Il est difficile de construire des scénarios. D'emblée, il me paraît évident d'éliminer celui du partage du pouvoir, car il constitue la pire des solutions pour chacun des deux présidents. L'intervention militaire est un scénario peu probable, à mon sens, car cela créerait un précédent et ouvrirait la voie à d'autres interventions éventuelles en cas d'élections contestées, ailleurs sur le continent. De plus, au moins en coulisse, les dirigeants africains ne semblent pas unanimes. Par contre, les pressions financières, économiques et politiques pourraient se révéler, à terme, efficaces. Par exemple, la Banque mondiale a gelé ses concours, la Côte d'Ivoire n'a pas effectué le versement de 30 millions de dollars aux banques du Club de Londres, l'UEMOA (l'Union économique et monétaire ouest-africaine, NDLR) a confié à Ouattara la gestion des comptes ivoiriens à la BCEAO (Banque centrale des États de l'Afrique de l'Ouest, NDLR)... Les premiers signes d'une asphyxie financière se manifestent et Gbagbo pourrait ne plus pouvoir honorer ses obligations tant extérieures et qu'intérieures (salaires des fonctionnaires, de l'armée...). Dans ces conditions, la rue et une partie au moins de l'armée pourraient décider de le renverser au risque d'une guerre civile. Ou bien, acculé, Gbagbo se résoudra à négocier une sortie honorable garantissant son impunité et celle d'une majorité de ses proches.

Risque-t-on, selon vous, de retomber dans des affrontements entre le Nord et le Sud ?

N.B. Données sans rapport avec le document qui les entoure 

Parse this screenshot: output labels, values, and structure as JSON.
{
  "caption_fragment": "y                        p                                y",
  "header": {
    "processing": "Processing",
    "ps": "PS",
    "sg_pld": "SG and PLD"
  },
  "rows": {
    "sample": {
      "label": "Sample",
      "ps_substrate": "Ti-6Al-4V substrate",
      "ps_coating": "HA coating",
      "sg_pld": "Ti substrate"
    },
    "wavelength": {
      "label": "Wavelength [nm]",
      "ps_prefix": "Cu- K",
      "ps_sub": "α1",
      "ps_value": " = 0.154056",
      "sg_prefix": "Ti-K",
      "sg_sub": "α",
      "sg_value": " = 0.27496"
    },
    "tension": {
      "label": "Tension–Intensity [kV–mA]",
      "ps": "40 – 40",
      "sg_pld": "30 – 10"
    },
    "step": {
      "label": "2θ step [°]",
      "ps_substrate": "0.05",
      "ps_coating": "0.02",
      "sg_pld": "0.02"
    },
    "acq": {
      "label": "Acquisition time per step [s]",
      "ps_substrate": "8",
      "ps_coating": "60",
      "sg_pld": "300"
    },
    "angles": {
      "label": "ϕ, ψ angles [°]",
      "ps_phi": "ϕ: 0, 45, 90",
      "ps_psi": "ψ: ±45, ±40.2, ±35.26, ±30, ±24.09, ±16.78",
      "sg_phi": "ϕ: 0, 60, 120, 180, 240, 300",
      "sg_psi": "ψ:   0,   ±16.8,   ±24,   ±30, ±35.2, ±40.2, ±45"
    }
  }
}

C'est un risque que l'on ne peut pas écarter... Depuis Konan Bédié, l'exacerbation de la xénophobie est devenue un élément important de la gouvernance en Côte d'Ivoire. Bien avant son élection à la présidence de la République, Laurent Gbagbo s'était montré un ardent défenseur de l'ivoirité, source du rejet de l'étranger. Et pendant ses dix années à la présidence, il n'a pas été tendre envers les « Nordistes ». Lorsque Ouattara, le Dioula, prendra effectivement le pouvoir, le risque existe qu'il cède aux demandes des exclus du régime précédant qui souhaitent festoyer à leur tour. Si, à son tour, il oriente la distribution clientéliste de la rente exclusivement vers les Dioulas au détriment du reste de la population, cela engendrera inévitablement des tensions, des troubles, voire des conflits... entre les privilégiés du régime et les exclus, en l'occurrence les populations du Nord et celles du Sud.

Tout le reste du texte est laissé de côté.